O que Horácio Nunes consegue fazer, com ironia e humor, não só neste romance, mas também nas suas peças de teatro, é mostrar as contradições, os limites e o papel da mulher ante os ideais que surgiam na época. Rosalina, dissimulando-se em objeto, torna-se em verdade sujeito da história. Ela consegue, pelo menos, casar com quem ela planejara e tornar-se digna do amor do seu futuro marido. Isto configura uma audácia e um avanço num sistema que via a mulher apenas como objeto num sistema de trocas. Horácio Nunes, tanto quanto Alencar em Senhora e Lucíola, traz à tona o problema da desigualdade homem/mulher na sociedade patriarcal. O "eterno feminino" e o triunfo do amor, o final feliz das histórias românticas serve ao jogo do ocultamento dessa situação. A conciliação dessas contradições, comum nos romances da época, tem o mérito de deixar à mostra a situação da mulher numa sociedade patriarcal como a da Ilha no decorrer de 1877. Apesar de não romper com a tradição, Horácio Nunes soube mostrar e fazer entender, em D. João de jaqueta, que as contradições iriam se tornar insuportáveis e levariam a sociedade a uma nova etapa. Essa dimensão alcançada por Horácio Nunes neste romance dá-lhe permanência no quadro da nossa literatura romântica. Apesar das exigências e pressões comerciais a que estavam condicionados os folhetins em direção à estandartização e a fácil assimilação da mensagem, Horácio Nunes consegue fazer uma obra dinâmica e surpreendente. Os fatores fundamentais, em qualquer obra escrita são: autor, universo receptor, código e tema. Horácio Nunes soube harmonizar estes elementos por intuição, como o fizeram Alencar, Manuel Antônio de Almeida e Bernardo Guimarães, e conseguiu nos legar, à maneira dos pintores flamengos dos séculos XVI e XVII, um admirável e pitoresco painel dos costumes da Ilha da segunda metade do século XIX, já nos albores da República.
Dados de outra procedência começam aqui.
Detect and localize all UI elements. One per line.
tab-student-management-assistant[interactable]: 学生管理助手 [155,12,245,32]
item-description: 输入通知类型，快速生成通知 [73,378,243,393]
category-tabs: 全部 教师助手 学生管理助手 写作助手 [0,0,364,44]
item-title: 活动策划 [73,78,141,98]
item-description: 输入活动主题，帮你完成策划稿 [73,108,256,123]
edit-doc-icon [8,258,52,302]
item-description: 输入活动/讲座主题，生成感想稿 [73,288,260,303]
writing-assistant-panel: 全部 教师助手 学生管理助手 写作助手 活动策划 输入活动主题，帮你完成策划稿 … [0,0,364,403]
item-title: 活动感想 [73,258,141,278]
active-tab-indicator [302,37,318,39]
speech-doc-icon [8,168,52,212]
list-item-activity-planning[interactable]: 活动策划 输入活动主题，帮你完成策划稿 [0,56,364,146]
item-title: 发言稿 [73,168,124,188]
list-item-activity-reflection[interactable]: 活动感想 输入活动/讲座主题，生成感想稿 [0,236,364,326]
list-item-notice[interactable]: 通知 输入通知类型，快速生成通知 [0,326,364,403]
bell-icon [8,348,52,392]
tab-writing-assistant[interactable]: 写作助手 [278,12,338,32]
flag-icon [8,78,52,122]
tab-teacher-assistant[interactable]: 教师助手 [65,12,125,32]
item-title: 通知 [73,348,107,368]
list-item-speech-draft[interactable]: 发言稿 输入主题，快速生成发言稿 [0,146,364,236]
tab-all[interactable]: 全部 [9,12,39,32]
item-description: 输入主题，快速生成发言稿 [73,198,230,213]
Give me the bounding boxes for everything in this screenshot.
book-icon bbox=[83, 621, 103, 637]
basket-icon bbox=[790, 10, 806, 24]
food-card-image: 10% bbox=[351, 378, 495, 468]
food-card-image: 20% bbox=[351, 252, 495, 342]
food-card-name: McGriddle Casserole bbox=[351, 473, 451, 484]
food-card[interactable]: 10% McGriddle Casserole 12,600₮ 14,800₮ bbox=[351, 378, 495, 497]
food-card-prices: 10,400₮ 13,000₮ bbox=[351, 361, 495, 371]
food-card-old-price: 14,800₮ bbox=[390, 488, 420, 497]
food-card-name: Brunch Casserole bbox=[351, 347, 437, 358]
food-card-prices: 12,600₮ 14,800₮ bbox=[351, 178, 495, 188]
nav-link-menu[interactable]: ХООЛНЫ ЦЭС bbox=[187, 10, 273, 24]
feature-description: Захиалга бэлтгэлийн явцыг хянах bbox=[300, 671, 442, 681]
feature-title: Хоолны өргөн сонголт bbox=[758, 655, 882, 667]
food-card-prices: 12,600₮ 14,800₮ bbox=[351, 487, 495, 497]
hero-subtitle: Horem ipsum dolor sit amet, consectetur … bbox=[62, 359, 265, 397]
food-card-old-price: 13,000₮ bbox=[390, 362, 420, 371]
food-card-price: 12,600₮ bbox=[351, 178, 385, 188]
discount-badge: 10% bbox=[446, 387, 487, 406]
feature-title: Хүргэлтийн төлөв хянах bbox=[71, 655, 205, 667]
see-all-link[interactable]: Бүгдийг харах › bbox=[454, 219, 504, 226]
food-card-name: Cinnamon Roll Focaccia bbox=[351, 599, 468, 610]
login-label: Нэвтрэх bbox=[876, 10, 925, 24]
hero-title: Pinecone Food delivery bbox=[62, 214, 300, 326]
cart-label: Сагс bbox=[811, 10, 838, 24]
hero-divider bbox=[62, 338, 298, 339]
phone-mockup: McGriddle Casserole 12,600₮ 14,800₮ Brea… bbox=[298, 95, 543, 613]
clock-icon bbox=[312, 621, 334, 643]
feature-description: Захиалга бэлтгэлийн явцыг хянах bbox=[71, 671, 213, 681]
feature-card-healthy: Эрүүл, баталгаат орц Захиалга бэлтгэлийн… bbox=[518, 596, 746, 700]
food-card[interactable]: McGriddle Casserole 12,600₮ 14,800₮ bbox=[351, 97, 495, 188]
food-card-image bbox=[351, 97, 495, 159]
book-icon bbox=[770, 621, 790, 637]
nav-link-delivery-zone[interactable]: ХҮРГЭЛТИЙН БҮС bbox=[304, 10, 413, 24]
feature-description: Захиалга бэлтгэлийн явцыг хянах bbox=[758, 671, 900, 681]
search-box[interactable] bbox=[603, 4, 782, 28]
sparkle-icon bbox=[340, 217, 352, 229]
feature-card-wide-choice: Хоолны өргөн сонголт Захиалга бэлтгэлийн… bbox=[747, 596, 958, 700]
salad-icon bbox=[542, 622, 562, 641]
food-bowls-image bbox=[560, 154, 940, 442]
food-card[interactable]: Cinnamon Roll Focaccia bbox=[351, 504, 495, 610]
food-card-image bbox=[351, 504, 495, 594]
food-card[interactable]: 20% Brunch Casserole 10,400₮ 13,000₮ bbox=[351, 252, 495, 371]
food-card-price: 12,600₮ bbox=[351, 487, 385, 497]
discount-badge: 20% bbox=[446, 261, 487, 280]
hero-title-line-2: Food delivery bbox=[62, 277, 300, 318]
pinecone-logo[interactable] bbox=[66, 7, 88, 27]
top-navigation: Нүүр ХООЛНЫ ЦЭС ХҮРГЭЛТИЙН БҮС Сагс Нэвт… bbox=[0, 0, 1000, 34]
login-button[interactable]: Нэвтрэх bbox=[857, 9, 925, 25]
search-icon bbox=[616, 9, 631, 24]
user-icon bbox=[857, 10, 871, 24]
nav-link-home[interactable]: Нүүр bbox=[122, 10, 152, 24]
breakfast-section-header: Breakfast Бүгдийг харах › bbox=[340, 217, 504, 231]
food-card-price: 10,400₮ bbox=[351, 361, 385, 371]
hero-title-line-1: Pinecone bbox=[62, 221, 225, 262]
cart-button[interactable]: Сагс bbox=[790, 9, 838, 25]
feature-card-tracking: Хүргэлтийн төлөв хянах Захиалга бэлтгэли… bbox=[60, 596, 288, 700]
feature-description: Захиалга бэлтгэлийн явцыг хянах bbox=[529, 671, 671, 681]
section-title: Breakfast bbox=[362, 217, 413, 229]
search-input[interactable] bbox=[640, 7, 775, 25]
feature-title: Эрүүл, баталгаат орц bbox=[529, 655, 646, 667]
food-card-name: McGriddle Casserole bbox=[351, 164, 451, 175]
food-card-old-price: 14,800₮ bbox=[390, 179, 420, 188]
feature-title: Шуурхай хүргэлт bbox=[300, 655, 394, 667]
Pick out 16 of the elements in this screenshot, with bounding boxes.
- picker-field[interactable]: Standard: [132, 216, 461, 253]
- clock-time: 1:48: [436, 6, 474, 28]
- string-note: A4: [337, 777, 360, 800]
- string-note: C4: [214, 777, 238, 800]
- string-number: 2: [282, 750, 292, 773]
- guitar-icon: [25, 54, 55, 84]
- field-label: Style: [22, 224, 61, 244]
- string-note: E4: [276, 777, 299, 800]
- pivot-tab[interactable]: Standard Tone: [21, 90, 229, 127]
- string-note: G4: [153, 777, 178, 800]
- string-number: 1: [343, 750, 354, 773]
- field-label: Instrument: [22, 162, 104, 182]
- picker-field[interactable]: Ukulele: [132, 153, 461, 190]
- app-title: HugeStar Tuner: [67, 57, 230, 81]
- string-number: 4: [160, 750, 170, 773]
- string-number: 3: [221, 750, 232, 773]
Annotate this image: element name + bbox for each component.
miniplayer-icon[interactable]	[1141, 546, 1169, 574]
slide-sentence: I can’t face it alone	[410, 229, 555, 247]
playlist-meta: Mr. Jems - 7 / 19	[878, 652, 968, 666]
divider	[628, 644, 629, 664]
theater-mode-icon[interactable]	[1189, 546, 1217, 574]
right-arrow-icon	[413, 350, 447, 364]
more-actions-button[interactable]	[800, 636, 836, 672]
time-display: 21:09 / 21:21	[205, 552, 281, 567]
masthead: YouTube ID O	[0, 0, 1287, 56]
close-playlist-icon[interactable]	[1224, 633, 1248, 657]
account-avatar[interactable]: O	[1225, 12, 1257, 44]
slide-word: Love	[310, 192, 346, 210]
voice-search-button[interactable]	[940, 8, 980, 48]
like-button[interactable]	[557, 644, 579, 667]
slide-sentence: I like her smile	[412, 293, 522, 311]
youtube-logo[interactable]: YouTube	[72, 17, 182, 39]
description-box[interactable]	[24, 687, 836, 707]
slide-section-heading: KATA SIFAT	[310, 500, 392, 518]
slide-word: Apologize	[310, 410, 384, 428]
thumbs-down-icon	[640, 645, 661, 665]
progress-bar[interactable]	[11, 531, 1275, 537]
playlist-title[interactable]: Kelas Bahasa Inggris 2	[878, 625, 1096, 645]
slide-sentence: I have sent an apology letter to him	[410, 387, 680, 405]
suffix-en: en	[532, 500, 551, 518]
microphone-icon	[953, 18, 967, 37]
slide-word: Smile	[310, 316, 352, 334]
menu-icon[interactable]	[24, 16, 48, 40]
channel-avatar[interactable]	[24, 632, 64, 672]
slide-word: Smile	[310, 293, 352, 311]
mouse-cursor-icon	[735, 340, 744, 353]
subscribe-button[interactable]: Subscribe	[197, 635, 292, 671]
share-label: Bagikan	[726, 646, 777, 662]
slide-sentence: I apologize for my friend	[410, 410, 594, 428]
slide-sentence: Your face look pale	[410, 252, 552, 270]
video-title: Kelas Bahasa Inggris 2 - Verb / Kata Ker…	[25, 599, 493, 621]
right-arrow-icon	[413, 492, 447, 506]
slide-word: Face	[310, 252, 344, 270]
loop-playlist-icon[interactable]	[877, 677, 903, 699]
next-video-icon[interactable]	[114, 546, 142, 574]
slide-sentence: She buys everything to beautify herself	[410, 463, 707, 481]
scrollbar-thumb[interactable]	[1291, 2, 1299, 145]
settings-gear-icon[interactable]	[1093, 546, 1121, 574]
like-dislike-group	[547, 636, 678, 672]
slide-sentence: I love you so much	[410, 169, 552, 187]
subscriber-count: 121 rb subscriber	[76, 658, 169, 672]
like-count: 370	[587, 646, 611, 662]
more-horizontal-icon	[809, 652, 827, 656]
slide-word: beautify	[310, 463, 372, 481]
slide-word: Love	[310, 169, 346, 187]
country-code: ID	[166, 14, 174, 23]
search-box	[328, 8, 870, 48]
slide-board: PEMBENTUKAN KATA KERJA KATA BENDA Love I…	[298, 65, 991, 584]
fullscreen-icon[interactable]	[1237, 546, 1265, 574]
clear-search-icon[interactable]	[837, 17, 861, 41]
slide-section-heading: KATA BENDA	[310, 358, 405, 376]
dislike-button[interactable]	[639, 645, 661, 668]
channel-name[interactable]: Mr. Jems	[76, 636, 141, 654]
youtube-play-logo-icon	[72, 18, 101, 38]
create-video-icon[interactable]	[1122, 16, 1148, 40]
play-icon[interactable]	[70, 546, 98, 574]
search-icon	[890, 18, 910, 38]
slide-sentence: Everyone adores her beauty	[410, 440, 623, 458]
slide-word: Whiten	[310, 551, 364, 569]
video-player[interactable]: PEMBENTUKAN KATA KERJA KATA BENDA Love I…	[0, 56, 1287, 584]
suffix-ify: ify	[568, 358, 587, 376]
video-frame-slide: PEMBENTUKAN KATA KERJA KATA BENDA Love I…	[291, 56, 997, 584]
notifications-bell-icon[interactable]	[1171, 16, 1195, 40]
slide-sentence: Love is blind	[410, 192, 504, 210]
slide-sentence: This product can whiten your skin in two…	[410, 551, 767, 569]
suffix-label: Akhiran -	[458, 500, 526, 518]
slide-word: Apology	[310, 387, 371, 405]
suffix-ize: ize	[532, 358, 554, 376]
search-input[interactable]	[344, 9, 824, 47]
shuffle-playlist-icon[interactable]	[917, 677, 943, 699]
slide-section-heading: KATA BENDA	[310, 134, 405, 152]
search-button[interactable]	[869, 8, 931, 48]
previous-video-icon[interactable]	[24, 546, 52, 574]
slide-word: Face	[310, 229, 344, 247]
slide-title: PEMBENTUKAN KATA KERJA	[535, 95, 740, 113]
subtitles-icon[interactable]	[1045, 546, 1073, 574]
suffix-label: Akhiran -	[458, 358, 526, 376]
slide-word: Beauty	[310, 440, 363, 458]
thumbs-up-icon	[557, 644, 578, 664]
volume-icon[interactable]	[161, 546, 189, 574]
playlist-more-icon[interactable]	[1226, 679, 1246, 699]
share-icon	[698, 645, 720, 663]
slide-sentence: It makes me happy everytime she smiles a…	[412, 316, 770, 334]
O folhetim constituía-se no veículo cultural por excelência da época (1877). O folhetim D. João de jaqueta mantém autêntica a criação literária, apesar de pretender atingir o mais amplo público possível. Seu mérito maior será discutir, com bom humor, o difícil problema das modificações culturais e a resistência inútil, às vezes trágica, a inevitáveis modificações. Para uma história sem maiores pretensões, não é pouco.
  
Conclusão


A composição do objeto ficcional, a articulação interior, os planos se organizam e operam sobre uma realidade empírica, uma paisagem familiar e social: a Ilha. Em plena época de explosão sentimental, agrada ver como a situação abordada por Horácio Nunes Pires gera certa verossimilhança na história, certa fidelidade na construção ambiental e coerência nas personagens.

De certo modo, por ser um folhetim, D. João de jaqueta poderia sofrer a influência dos consumidores, mas curiosamente mantém autonomia. Sua linha de força mantém-se sem maiores atropelos, o que vem mostrar a possibilidade — mesmo em histórias aparentemente despretensiosas — da liberdade possível em relação à ordem vigente.


O humor, às vezes a ironia em relação aos costumes e à moral vigente, confere um certo tom de atualidade a D. João de jaqueta. Talvez resida nisto o prazer que o romance ainda pode proporcionar hoje. É bom lembrar que o folhetim francês predomina. O próprio Nunes Pires — e verificaremos com mais certeza quando toda sua obra for analisada — sofreu influência do esquema folhetinista francês. Horácio Nunes soube aclimatar com felicidade o esquema do folhetim rico em incidentes, a história orientada para um final feliz, à necessidade e ao poder do reconhecimento do leitor. Mas a isso acrescentava a crítica dos costumes, naquela antiga máxima do ridendo castigat mores. Foi o que Horácio Nunes Pires pretendeu fazer e conseguiu dar bem o seu recado. Daí a possibilidade de permanência de D. João de jaqueta que, quase cem anos após sua publicação em forma de folhetim, aparece finalmente em livro.